An unexpected discovery made by an international team, examining the results of an EEG on an elderly patient, who died suddenly of a heart attack while the test was in progress.
What happens in our brain when we make the transition from life to death? What is the physiological basis for the accounts of those who have so-called ‘near-death experiences’, which have very similar features but are, according to some experts, merely the fruit of our imagination?
A study (the result of pure chance) just published in the scientific journal Frontiers in Aging Neuroscience by an international team of researchers is beginning to answer these questions.
Everything started, as mentioned above, with a coincidence. Neurologists were carrying out an electroencephalogram (EEG) on an 87-year-old patient who was brought to A&E after a fall and was operated on urgently to release the pressure of a cerebral haematoma. The man suddenly suffered a heart attack and died while the EEG was in progress.
However, EEG recordings went on for a total of 15 minutes before and after death. When researchers focussed on the 30 seconds before and 30 seconds after death, they observed something very specific showing changes in wave patterns (particularly in gamma waves, as well as in alpha, beta and theta waves) like those seen in people who are dreaming, experiencing flashbacks, processing memories or meditating.
A replay of life before death?
The waves emitted by the dead patient seem to suggest that, just before the heart stops and up to 30 seconds later, experiences like those reported by many survivors of near-death situations are triggered in the brain, i.e. (usually positive) memories and visions of their lives.
However, researchers have pointed out that it is clearly impossible to determine what kind of thoughts are formed from brainwaves alone, and in any case, processing memories is entirely subjective. The elderly patient examined by the international team was also suffering from brain trauma due to the fall, and from a series of epileptic seizures 'provoked' by neurosurgery, so he may have reacted in an unusual way.
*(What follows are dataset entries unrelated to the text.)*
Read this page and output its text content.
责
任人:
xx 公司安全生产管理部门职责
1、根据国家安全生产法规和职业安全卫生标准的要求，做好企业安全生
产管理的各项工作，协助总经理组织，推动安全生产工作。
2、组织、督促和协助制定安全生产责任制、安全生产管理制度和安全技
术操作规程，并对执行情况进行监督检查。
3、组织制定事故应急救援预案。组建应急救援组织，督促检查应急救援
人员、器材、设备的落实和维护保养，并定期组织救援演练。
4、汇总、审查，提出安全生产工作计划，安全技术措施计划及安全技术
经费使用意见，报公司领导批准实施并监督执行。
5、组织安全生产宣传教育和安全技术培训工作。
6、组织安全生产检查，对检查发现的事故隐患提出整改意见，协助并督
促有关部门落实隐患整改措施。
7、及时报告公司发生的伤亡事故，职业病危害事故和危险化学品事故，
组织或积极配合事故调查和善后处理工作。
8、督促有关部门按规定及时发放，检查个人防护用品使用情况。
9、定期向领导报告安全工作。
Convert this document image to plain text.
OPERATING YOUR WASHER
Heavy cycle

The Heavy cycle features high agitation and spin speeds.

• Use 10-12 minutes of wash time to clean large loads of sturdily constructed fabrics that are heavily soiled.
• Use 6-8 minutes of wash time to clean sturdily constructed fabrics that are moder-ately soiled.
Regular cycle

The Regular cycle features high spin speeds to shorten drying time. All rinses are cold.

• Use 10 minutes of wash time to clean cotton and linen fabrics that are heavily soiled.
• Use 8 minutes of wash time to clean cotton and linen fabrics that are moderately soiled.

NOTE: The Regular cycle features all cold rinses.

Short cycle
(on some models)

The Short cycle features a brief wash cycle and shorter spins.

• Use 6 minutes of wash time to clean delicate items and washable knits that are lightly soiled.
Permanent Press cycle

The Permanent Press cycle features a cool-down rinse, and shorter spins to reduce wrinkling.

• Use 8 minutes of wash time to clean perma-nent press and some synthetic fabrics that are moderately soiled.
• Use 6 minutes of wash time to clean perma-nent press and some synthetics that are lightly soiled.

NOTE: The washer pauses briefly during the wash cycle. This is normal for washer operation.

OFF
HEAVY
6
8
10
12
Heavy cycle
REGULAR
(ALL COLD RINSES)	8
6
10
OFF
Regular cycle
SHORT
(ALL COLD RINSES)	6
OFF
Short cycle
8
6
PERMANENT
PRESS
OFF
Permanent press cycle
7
However, “Albeit the influence of neuronal injury and swelling, our data provide the first evidence from the dying human brain in a non-experimental, real-life acute care clinical setting and advocate that the human brain may possess the capability to generate coordinated activity during the near-death period,” the researchers write.
Tests on animals confirm this
In reality, another experiment carried out on rats nine years ago in the U.S. and again focusing on 30 seconds before death, also showed the exact same type of oscillations. It is therefore possible, researchers suggest, that there is a neurological mechanism preserved throughout evolution, still present in human beings, specific to the moments before and after death.
Researchers have tried unsuccessfully to obtain other EEG recordings at the precise moment of death, while caring for the terminally ill. The hope, however, is that the study published in Frontiers in Aging Neuroscience will encourage other colleagues in similar situations to record and compare their findings.
It will only be possible to say something with certainty when there are more examples. In any case, even though the theory that the dying relieve their lives in a positive way is not yet proven (an idea that may perhaps comfort us), it is now maybe less abstract and more plausible.